Monday, July 2, 2012

Number3Son and the Power Outage

One of the more surprising aspects of life in Northern Virginia is how often the power goes out. As far as I can tell, our power company operates on the premise that they will have just enough workers to keep the lights on under normal conditions -- but any major crisis throws the whole system into an uproar. Since Northern Virginia has some of the worst weather in the civilized world, we experience a couple of major crises per year.

So when a storm knocked out the power on Friday night we knew we were in for it. Sure enough, down the street from us a giant tree had fallen into the power lines, pulling down the lines, snapping a telephone pole, and blocking the street.

Sunday morning we still had no power, but we could hear chain saws coming from the downed tree. Number1Son, SmartMom, Number3Son and I walked down the street to see what was up. There was a crew there chopping up the tree. But they were not from the power company; they were worried about clearing the road. Still, it was good to see some progress.

But not for Number3Son, who has inherited his father's pessimism. He spent the next hour or so gloomily predicting that we wouldn't get power for another two months -- or maybe two years. Finally, in response to his siblings' claims that power would be restored sooner than that, he began to insist that we would "never" have power again.

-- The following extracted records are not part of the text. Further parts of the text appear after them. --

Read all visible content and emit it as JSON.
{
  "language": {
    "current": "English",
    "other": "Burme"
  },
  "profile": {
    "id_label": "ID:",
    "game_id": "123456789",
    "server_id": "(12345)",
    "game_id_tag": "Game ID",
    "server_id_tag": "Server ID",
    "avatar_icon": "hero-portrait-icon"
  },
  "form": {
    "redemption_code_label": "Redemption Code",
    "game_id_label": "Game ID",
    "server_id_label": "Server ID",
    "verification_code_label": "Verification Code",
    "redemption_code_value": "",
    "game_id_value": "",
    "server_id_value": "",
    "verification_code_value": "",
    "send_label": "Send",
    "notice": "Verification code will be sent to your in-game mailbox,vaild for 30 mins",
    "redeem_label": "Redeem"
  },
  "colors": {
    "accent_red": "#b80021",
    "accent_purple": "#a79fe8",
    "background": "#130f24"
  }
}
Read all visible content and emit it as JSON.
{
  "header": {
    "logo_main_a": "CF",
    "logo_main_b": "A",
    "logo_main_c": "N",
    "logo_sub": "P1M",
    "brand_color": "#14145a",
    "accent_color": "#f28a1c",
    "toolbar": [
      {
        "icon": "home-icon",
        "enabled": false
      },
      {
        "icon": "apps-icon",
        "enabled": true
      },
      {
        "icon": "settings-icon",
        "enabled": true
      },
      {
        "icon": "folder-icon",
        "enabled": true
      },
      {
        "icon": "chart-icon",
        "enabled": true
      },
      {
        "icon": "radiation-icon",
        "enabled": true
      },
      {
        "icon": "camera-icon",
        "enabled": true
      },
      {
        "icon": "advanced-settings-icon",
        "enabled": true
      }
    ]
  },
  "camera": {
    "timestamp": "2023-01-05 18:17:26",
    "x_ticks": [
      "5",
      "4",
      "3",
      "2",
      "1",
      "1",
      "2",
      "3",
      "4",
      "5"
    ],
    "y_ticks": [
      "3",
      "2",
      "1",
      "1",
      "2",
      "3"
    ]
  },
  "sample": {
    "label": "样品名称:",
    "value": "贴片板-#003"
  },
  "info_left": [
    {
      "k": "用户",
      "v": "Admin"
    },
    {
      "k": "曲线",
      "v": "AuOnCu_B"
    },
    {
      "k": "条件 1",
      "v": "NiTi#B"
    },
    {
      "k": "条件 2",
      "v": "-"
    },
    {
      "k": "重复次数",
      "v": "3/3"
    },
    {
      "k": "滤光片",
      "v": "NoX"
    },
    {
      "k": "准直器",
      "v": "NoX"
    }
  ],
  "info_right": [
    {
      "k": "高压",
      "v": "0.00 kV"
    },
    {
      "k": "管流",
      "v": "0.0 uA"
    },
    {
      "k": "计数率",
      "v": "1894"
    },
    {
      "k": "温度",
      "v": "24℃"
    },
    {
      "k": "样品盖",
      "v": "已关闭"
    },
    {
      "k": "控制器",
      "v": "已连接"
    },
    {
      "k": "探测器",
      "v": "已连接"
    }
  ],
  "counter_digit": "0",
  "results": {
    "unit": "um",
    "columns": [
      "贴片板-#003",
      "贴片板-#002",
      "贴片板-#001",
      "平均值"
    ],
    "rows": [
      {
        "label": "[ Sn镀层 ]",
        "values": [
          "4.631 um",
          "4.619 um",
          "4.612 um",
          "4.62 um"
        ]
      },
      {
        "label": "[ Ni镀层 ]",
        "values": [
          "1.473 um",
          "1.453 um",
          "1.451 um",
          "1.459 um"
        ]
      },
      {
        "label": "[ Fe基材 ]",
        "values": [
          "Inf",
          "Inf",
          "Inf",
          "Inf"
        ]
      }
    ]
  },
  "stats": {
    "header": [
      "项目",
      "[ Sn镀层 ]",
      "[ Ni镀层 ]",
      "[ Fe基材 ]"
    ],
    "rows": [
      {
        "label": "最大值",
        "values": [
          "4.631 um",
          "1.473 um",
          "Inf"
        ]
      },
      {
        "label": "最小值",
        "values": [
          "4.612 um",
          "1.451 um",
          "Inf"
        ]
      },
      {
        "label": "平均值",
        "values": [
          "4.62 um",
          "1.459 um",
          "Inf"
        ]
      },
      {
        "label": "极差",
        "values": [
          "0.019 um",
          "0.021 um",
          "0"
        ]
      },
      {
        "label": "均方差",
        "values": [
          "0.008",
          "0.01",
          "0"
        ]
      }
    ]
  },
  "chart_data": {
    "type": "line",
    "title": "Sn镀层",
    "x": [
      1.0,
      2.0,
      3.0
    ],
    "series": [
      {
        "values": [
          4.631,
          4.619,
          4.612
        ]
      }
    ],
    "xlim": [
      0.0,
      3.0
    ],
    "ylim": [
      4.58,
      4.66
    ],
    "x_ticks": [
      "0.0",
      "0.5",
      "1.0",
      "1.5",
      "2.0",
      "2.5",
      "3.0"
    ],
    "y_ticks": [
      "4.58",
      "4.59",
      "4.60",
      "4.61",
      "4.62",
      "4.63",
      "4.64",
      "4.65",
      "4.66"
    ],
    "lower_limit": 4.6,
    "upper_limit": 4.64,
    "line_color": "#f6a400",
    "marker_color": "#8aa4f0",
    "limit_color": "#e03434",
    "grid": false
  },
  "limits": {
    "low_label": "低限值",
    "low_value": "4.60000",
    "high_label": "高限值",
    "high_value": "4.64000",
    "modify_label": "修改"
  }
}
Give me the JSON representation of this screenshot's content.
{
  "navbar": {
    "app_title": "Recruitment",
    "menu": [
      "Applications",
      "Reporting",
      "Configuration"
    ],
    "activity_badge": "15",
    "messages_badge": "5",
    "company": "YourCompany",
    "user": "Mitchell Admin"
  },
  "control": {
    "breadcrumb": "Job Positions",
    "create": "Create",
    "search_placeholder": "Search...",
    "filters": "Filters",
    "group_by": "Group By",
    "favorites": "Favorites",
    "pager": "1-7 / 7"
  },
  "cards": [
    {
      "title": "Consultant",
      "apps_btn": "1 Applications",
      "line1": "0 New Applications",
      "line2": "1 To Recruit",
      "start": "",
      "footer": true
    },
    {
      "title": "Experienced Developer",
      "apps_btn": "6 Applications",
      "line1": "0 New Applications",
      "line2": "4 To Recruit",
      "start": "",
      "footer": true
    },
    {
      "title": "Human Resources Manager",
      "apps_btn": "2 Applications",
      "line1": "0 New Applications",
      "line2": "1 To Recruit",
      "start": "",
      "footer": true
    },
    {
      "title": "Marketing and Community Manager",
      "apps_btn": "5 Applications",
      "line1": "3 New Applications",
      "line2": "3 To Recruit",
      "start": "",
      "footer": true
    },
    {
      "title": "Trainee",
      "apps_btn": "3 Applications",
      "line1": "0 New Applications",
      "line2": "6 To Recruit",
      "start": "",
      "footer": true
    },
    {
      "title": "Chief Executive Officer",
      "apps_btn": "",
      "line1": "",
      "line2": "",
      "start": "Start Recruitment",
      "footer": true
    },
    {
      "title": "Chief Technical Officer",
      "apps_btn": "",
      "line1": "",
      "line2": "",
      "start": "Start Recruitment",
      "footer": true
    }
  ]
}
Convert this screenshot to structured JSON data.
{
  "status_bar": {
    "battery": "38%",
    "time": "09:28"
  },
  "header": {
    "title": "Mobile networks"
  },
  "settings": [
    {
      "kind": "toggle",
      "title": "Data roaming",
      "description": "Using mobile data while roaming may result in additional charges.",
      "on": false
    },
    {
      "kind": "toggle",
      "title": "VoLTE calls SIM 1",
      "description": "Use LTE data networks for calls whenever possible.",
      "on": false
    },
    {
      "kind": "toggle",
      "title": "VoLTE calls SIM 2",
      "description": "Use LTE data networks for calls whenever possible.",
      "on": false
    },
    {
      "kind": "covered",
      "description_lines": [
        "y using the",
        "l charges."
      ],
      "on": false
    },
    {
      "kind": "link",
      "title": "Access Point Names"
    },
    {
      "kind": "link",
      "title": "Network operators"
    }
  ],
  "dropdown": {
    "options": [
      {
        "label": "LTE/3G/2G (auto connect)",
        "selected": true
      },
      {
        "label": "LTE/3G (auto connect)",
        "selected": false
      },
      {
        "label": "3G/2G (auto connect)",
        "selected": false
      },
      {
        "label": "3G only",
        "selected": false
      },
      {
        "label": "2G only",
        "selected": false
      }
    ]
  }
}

Frazzled from the heat and with no reason to stay at home, we left our neighborhood and headed downtown, where we spent a pleasant day in various air-conditioned places. Even Number3Son started feeling better after he got some cheesecake. Finally, around 10 o'clock at night, we headed home. As we drove through Northern Virginia, we could tell that progress had been made -- there was significantly more power than there had been the night before. The mood in the van improved -- until we came to our street, which was still shrouded in darkness. We drove down to the fallen tree, where we saw that it had been mostly chopped up and cleared away, although the telephone pole and the power lines were still down.

Number1Son was extremely discouraged by these facts, as he realized that the power would likely be out for longer than he had expected. In fact, a general air of gloom settled over the van as we headed to our darkened house. But in the darkness, I could hear the cheerful voice of Number3Son calling out from his seat in the back: "You know, they've made a lot more progress than I expected."